🤖 AI Summary
This work addresses the challenge that existing large vision-language models (LVLMs) struggle to accurately localize critical visual evidence and perform fine-grained reasoning under noisy conditions. The authors propose a training-free, bottom-up framework that hierarchically scans multi-scale visual cues and integrates a refocusing strategy—coordinating LVLMs with vision experts—together with a hybrid evidence memory mechanism. This enables hierarchical exploration and multi-granularity fusion of visual evidence. Notably, the method achieves significant improvements in robustness and interpretability on complex scenes without any model fine-tuning.
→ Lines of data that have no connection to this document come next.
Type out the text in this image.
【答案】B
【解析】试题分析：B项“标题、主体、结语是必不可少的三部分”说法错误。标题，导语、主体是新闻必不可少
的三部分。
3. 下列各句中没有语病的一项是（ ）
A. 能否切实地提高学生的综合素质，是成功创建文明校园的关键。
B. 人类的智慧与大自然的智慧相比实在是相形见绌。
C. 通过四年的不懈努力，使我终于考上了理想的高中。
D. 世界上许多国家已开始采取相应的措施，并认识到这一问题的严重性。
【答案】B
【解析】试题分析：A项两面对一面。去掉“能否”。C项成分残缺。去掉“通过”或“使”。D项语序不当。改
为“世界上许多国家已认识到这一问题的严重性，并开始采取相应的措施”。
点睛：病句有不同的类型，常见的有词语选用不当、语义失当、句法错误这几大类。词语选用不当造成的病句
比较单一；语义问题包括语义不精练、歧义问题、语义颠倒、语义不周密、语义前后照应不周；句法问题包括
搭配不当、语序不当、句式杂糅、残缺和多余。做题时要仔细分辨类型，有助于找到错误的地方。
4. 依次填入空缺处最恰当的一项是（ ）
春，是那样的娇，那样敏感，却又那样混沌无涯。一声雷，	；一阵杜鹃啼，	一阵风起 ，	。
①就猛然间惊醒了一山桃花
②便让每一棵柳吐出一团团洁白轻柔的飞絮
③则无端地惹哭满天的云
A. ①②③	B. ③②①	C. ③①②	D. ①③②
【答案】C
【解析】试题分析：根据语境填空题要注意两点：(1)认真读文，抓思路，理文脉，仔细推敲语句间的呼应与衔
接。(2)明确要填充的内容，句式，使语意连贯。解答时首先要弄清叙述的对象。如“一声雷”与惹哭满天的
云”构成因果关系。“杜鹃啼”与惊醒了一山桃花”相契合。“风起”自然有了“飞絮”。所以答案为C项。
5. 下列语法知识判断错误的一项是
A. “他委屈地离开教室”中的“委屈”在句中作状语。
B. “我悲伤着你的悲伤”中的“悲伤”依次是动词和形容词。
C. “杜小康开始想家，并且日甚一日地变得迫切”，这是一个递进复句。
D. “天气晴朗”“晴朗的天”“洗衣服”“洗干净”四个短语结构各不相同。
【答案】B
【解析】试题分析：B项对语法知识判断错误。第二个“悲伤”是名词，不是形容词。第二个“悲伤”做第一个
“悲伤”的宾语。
It attains a 90.6% accuracy on the V* benchmark using Qwen2.5-VL-7B and demonstrates consistent performance gains across diverse LVLM architectures and scales.
📝 Abstract
Humans can robustly localize visual evidence and provide grounded answers even in noisy environments by identifying critical cues and then relating them to the full context in a bottom-up manner. Inspired by this, we propose DeepScan, a training-free framework that combines Hierarchical Scanning, Refocusing, and Evidence-Enhanced Reasoning for visually grounded reasoning in Large Vision-Language Models (LVLMs). Unlike existing methods that pursue one-shot localization of complete evidence, Hierarchical Scanning performs local cue exploration and multi-scale evidence extraction to recover evidence in a bottom-up manner, effectively mitigating the impacts of distractive context. Refocusing then optimizes the localized evidence view through collaboration of LVLMs and visual experts. Finally, Evidence-Enhanced Reasoning aggregates multi-granular views via a hybrid evidence memory and yields accurate and interpretable answers. Experimental results demonstrate that DeepScan significantly boosts LVLMs in diverse visual tasks, especially in fine-grained visual understanding. It achieves 90.6% overall accuracy on V* when integrated with Qwen2.5-VL-7B. Moreover, DeepScan provides consistent improvements for LVLMs across various architectures and model scales without additional adaptation cost.